Me prendam! Eu roubei de uma criança!

Vossa Excelência Juiz de Direito, Prezados Jurados e Promotoria Pública, aviso que abro mão dos préstimos de um advogado, farei minha própria defesa: Meritíssimo, Os filhotes do “Homo Sapiens Sapiens” são muito queridos, engraçados, inteligentes, espontâneos e hipnotizantemente fofos, mas sinto dizer que não comungo da opinião que as crianças são anjos na Terra, criaturas desprovidas de maldade e incapazes de praticar crueldades. Na verdade, principalmente quando reunidas em grupo, são capazes de atrocidades, em especial, no que tange à arte de humilhar o próximo, agora americanizadamente batizada como Bullying.
E isto é inegável, que o digam os adultos que, enquanto infantes, tenham sido gordinhos, gagos, míopes com óculos, desprovidos de beleza física, dentuços etc., e que hoje trazem consigo entranhadas em suas almas as cicatrizes deste mundo selvagem que é a convivência social na infância. Este comportamento deve ser uma herança troglodita de nosso lado animal uma espécie de seleção natural, como ocorre com os Leões por exemplo, onde os detentores de alguma fraqueza, seja doença, deficiência ou idade avançada são humilhantemente escorraçados do grupo.
Bom, estava aqui Tergiversando (enchendo linguiça) e tentando manipular o Juri Popular contra estas pequenas criaturas pra aliviar minha Pena, já que inocentado estou ciente que não serei, pois sou réu confesso. Acalmem-se, elucidarei o ocorrido, justificando que foi apenas uma expressão metafórica a respeito de uma experiência emocional pela qual passei um dia desses. Olhando um álbum empoeirado, me deparei com fotografia minha com uns cinco anos de idade, eu era ainda um cartão de memória, um Pen Drive quase vazio, pronto pra receber os bons e maus downloads da vida, que as vezes ainda vêm repletos de vírus. Vi aquele rosto leve e sorridente de um ser cheio de expectativas e planos em relação ao futuro. E tive uma sensação muito nítida de que, de certa forma, eu furtei daquele guri do retrato muitos deste sonhos, me senti de modo muito real, com diversas dívidas com aquele piá, e muitas delas, nunca terei como saldar.

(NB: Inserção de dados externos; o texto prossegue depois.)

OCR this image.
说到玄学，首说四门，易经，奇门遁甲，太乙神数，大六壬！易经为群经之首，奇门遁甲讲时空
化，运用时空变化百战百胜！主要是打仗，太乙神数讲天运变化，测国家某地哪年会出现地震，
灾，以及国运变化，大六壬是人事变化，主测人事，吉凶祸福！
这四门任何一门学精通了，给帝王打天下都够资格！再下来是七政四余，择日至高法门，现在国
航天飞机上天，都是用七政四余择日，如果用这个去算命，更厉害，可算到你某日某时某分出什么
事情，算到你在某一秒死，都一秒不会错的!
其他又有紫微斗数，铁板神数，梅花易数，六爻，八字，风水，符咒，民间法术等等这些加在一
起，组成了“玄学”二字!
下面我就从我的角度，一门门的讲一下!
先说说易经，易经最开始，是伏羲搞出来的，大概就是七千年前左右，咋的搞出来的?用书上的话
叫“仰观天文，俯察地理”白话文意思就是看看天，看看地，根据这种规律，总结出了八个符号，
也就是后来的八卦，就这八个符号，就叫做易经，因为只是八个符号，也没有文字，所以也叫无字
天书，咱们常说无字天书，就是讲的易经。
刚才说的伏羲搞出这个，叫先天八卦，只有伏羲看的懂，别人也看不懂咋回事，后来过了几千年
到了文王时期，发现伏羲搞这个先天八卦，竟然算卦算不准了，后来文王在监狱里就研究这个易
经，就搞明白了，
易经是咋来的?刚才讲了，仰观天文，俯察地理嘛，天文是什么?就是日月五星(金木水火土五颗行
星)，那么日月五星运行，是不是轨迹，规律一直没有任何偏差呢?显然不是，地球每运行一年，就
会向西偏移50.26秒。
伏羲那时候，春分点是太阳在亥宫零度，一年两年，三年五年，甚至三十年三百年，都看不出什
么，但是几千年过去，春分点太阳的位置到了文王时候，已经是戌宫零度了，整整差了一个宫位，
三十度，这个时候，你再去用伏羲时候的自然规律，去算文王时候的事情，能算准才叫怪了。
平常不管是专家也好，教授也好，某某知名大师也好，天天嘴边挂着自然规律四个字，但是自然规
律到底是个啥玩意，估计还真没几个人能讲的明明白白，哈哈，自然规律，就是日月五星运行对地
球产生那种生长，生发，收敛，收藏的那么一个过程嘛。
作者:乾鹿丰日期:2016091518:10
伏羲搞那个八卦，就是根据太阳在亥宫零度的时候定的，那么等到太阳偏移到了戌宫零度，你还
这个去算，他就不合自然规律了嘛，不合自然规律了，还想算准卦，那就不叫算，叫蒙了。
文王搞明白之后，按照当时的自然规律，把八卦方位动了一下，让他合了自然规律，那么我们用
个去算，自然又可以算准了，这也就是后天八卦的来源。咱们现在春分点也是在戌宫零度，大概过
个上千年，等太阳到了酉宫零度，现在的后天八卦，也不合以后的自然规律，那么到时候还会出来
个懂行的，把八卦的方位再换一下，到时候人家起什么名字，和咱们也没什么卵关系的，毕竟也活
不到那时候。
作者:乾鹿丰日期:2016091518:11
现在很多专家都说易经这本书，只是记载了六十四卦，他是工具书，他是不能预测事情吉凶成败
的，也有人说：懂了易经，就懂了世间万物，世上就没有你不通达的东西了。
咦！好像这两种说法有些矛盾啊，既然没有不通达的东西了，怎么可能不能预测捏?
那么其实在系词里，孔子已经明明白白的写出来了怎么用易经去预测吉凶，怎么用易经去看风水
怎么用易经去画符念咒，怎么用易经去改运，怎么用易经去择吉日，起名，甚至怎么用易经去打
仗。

Mas por outro lado naquele tempo remoto do retrato, há 32 anos, quando me falavam em homens com 37 anos me vinha na cabeça um cara sisudo, quase triste, barrigudo e fumando, imutável e resignado com os resultados de sua vida.
Portanto, vou encarar esta divida na verdade como um confisco que foi feito, uma aplicação a longo prazo que pode ser restituída com juros e correção monetária, mas em outra Moeda, entregando para aquele menino um Quarentão bem alegre, metido a jovial e de bem com a vida, uma “metamorfose ambulante” que ainda espera muito da sua existência mundana.
Termino com uma frase de Mario Quintana ou Millôr (a internet não é uma fonte exata nem fidedigna): “Não tenha medo de errar, mas não faça da vida um rascunho, pode não dar tempo de passar a limpo” TOC TOC TOC, SILÊNCIO NO TRIBUNAL! O Juiz conclama o Juri pra da o veredicto: O Réu é declarado …….. CULPADO! Pena aplicada: condenado a buscar a felicidade com todas as suas forças, incessantemente, até o último dos seus dias, pois o passado passou, o futuro ainda virá, e o presente é só o que há !!! Sessão encerrada.